My degree in my hot hands a few years later, home I came to a job in a grocery store. Ryan's IGA. Barbara Ryan, another Home Economist, had the vision of dietitians in a grocery store to help people where they buy their food. I was privileged to be one of the dietitians who worked in the store she and her husband Roger Ryan owned and operated. Theirs was the first grocery store in Canada to have dietitians on staff. They were leaders. I loved every second spent in that store.

 

Fast forward more than 20 years that I spent as a retail dietitian and here I am. In my role as a retail dietitian, I played with food every single day. I led sessions to help people be food explorers, just like Gram and I.

Rice and vegetable salad bowl
Be inspired to create your own recipes with foods you love.

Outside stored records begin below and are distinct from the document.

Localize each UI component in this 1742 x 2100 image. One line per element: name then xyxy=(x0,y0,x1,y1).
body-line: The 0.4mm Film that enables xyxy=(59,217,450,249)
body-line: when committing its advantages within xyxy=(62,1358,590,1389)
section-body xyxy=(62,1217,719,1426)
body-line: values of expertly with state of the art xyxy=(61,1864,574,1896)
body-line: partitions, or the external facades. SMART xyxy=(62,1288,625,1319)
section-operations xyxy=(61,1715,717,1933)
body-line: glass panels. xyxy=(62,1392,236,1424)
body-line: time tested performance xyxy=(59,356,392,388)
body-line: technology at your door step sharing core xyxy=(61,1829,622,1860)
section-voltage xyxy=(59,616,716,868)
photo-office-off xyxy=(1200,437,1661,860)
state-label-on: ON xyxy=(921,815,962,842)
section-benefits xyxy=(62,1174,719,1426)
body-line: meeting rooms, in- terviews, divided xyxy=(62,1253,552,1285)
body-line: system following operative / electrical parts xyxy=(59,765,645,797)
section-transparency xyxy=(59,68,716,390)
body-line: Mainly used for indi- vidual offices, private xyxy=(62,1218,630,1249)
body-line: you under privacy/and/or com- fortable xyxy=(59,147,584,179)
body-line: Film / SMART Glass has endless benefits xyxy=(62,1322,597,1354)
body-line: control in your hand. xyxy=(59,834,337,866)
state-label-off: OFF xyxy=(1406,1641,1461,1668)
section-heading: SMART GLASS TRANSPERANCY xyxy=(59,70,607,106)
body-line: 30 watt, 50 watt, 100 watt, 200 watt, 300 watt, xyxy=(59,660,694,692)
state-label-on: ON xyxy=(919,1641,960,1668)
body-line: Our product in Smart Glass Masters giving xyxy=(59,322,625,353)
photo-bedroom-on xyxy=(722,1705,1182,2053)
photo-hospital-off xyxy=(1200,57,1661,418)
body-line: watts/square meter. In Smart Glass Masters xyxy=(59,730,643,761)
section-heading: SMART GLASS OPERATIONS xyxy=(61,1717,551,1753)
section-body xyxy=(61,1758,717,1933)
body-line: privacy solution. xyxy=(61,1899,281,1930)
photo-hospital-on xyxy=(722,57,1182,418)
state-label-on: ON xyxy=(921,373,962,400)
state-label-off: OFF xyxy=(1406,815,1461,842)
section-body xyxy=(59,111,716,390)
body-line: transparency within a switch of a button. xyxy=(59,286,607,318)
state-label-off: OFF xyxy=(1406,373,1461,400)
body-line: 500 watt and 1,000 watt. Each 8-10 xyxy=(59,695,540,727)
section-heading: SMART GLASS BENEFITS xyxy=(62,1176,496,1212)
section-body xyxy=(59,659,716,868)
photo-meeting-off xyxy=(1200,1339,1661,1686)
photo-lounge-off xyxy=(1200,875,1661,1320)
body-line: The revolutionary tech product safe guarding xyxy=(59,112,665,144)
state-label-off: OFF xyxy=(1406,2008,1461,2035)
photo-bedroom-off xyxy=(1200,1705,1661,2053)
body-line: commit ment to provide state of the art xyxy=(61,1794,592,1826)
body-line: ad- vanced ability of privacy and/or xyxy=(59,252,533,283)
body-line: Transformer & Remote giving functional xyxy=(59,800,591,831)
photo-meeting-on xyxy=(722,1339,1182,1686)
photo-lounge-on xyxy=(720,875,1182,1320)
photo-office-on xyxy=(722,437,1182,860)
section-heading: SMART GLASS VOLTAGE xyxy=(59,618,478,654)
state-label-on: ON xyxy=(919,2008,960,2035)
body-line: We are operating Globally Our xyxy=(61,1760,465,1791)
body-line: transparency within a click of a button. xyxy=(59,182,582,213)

We cooked, we tasted and we learned how food can impact health. I disregarded recipe directions and encouraged others to put their own spin on recipes. I actively encouraged people to use ingredients they love in a recipe, if they don't like the ones in the recipe's ingredient list. I helped people navigate the aisles of the grocery store and find foods they had no idea existed. And then we figured out what to do with them.

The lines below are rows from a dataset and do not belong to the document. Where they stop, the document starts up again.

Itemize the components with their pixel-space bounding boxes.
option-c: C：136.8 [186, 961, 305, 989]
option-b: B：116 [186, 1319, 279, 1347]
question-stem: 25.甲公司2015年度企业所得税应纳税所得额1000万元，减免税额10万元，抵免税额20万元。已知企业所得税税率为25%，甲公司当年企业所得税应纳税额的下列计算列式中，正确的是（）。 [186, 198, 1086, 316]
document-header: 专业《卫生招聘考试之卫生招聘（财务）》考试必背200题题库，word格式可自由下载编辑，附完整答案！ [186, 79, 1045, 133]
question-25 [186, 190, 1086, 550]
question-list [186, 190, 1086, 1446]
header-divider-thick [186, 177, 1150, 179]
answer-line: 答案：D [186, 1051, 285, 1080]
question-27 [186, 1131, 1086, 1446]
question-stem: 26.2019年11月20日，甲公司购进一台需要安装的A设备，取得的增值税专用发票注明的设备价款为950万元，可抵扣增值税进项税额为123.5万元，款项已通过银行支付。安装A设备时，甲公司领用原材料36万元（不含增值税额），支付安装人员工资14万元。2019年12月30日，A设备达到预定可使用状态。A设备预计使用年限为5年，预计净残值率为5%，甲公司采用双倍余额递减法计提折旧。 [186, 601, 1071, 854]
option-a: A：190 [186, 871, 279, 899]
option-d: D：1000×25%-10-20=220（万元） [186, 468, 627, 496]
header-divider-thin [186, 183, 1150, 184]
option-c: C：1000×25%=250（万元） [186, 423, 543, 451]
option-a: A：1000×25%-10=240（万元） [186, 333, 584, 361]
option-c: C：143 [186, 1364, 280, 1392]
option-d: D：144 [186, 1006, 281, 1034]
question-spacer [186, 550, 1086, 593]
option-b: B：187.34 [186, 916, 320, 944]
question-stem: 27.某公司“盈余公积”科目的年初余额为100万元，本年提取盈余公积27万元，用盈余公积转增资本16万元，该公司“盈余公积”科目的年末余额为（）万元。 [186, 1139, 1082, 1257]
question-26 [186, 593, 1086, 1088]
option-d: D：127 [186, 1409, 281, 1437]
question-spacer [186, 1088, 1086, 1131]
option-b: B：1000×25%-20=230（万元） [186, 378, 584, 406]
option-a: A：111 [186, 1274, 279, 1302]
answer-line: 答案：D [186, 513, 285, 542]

And all along the way, my passion for food grew.


This blog will be a window into my dietitian's kitchen. One where you will see that recipes are guidelines. And that putting food together can be enjoyable. Eating is about savouring the flavours, the colors, the tastes and the experiences of food. And yes, sometimes the taste isn't quite right, sometimes stuff burns to the bottom of the pot. But more often than not, what you made will be great. And that food can impact your health, both in body and in mind.


So, come on in, sit down. Make a coffee, grab a cookie, have a glass of wine. Let's talk and let's cook together. And then, let's eat!



Coffee and cookies
There are always cookies in the cookie jar in my dietitian's kitchen.